Unnamed: 0,eventid,eventname,total_ticket_rev,num_tickets_sold
0,7177,At The Gates,157978.0,88
1,851,The Little Mermaid,138204.0,105
2,6044,Huey Lewis and the News,137248.0,69
3,7851,Live,116966.0,49
4,6845,Gordon Lightfoot,106916.0,98
5,2801,A Doll's House,106378.0,37
6,1771,Legally Blonde,106321.0,64
7,1920,The Tempest,99328.0,85
8,7513,Steve Miller Band,98627.0,64
9,5022,Counting Crows and Maroon 5,98307.0,64


As this result demonstrates, the event with the top revenue was At The Gates, producing $157,978 from 88 tickets.
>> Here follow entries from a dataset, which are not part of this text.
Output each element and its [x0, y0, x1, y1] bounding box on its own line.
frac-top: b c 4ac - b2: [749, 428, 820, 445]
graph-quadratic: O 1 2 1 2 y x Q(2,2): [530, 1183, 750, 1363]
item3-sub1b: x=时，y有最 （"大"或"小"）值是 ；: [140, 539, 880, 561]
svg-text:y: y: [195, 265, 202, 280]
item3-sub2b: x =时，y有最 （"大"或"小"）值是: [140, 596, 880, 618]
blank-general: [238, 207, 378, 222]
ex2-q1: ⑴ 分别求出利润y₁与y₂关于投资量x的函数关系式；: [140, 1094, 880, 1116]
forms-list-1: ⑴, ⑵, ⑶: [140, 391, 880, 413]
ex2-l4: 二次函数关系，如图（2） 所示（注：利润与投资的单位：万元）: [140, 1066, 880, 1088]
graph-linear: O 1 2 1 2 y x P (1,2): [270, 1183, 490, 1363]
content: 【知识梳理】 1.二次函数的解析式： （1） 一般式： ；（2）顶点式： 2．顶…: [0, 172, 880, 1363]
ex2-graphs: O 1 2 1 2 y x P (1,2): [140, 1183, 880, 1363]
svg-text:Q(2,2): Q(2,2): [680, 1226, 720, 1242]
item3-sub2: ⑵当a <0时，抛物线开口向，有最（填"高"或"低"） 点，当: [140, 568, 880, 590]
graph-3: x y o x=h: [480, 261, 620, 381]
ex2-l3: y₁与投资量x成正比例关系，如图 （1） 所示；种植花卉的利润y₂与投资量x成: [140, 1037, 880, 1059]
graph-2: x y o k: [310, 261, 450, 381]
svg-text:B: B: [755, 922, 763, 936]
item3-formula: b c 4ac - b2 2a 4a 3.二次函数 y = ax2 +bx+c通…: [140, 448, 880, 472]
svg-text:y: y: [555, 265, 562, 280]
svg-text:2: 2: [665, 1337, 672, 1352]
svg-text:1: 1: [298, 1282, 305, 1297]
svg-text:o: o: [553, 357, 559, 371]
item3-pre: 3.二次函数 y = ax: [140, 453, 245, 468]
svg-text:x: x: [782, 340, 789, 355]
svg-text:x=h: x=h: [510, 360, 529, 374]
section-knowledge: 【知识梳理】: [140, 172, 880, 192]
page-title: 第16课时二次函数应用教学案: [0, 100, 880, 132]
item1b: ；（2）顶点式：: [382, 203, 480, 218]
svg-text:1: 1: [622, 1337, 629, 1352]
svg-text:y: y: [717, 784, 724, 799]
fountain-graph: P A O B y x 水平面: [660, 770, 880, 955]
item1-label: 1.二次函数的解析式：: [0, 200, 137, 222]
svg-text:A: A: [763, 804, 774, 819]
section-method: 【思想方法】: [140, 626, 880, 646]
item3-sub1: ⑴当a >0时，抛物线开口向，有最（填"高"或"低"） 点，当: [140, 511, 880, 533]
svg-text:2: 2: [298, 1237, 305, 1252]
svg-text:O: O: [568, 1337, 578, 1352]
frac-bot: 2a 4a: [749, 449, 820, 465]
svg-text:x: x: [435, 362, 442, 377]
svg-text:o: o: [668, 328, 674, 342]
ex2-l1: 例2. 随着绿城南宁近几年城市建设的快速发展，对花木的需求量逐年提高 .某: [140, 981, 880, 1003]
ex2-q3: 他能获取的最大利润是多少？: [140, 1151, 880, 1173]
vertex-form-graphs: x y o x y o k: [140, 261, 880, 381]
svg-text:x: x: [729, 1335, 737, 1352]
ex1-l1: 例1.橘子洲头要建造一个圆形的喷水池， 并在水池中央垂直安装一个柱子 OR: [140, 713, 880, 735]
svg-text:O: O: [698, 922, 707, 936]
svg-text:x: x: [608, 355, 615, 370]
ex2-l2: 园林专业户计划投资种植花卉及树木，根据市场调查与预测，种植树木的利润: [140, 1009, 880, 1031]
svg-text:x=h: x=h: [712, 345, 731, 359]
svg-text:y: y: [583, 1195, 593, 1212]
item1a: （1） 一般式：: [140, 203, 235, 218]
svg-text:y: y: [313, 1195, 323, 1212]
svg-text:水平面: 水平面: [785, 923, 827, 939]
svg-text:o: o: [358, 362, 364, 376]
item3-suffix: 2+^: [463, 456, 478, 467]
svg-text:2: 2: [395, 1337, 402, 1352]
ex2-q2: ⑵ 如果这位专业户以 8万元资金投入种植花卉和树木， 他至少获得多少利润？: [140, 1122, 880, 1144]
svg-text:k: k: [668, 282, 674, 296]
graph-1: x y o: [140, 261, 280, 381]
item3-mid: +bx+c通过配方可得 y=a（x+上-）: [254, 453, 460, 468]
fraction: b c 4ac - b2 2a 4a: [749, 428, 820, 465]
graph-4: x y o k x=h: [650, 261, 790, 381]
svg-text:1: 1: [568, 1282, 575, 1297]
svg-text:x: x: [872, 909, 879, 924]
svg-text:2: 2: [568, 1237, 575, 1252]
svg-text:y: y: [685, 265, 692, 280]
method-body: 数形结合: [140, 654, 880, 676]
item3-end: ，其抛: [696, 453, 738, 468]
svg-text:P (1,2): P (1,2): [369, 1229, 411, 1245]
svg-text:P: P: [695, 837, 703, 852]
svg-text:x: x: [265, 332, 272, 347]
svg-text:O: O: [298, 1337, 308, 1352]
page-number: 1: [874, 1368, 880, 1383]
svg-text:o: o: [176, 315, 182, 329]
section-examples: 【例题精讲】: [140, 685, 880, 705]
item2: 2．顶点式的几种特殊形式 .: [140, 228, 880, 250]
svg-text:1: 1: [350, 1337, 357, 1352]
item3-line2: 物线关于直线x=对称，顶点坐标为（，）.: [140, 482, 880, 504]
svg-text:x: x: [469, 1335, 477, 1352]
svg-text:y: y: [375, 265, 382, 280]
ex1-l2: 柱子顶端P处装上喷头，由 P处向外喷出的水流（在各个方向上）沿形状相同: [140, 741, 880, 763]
It felt odd that this was the revenue given that 88 is not a factor of 157,978 but running a new exploratory query (seen below) identifying the price per ticket for a given eventid, tickets sold for varying prices depending on where they were listed and who sold them. (For example, see records with indices 5-6 or 8-9, where the records have the same eventid and same dateid but different ticket prices).

In [66]:
SELECT *
FROM listing
ORDER BY eventid, dateid
LIMIT (10);

Unnamed: 0,listid,sellerid,eventid,dateid,numtickets,priceperticket,totalprice,listtime
0,58222,47089,1,1829,18,259.0,4662.0,2008-01-03 11:23:01+00:00
1,38357,3273,1,1833,4,115.0,460.0,2008-01-07 03:55:34+00:00
2,17540,48643,1,1835,10,149.0,1490.0,2008-01-09 01:14:15+00:00
3,889,1830,1,1837,7,50.0,350.0,2008-01-11 10:57:48+00:00
4,177000,43508,1,1844,12,40.0,480.0,2008-01-18 04:31:46+00:00
5,87056,21356,1,1849,14,140.0,1960.0,2008-01-23 10:34:17+00:00
6,3721,38855,1,1849,8,78.0,624.0,2008-01-23 12:58:03+00:00
7,120503,1064,2,2063,16,197.0,3152.0,2008-08-25 12:06:02+00:00
8,103622,19217,2,2068,8,496.0,3968.0,2008-08-30 09:52:23+00:00
9,136146,36118,2,2068,16,389.0,6224.0,2008-08-30 02:08:46+00:00


**Finally**, this last query will answer the question: of the pop artists that performed, which one sold the largest number of tickets in total in October? 

**Process**:
1. Filter the 'sales' table using sub-queries to only include pop events (catid = 9) and event month in October
2. Group the event by eventname (since this dictates the artist name) and count the number of tickets sold (qtysold)


In [26]:
SELECT e.eventname, SUM(s.qtysold) AS total_tix_sold
FROM event AS e
LEFT JOIN sales AS s
ON e.eventid = s.eventid
LEFT JOIN date AS d
ON e.dateid = d.dateid
WHERE 
	e.catid = 9 AND
	d.month = 'OCT'
GROUP BY eventname
ORDER BY total_tix_sold DESC
LIMIT (10);


Unnamed: 0,eventname,total_tix_sold
0,Built To Spill,223
1,Suzanne Vega,193
2,Scorpions,191
3,Chaka Khan,183
4,Jason Aldean,168
5,Cafe Tacuba,164
6,Nick Cave,160
7,Celtic Thunder,153
8,Bruce Hornsby,153
9,Duran Duran,147


As this final result shows, the pop band **Built To Spill** sold the most tickets for an October event at 223 tickets. 

Changing the month filter to different months showed similar ticket sales rates but for different bands, so given the data in the database, the results from this query are believable.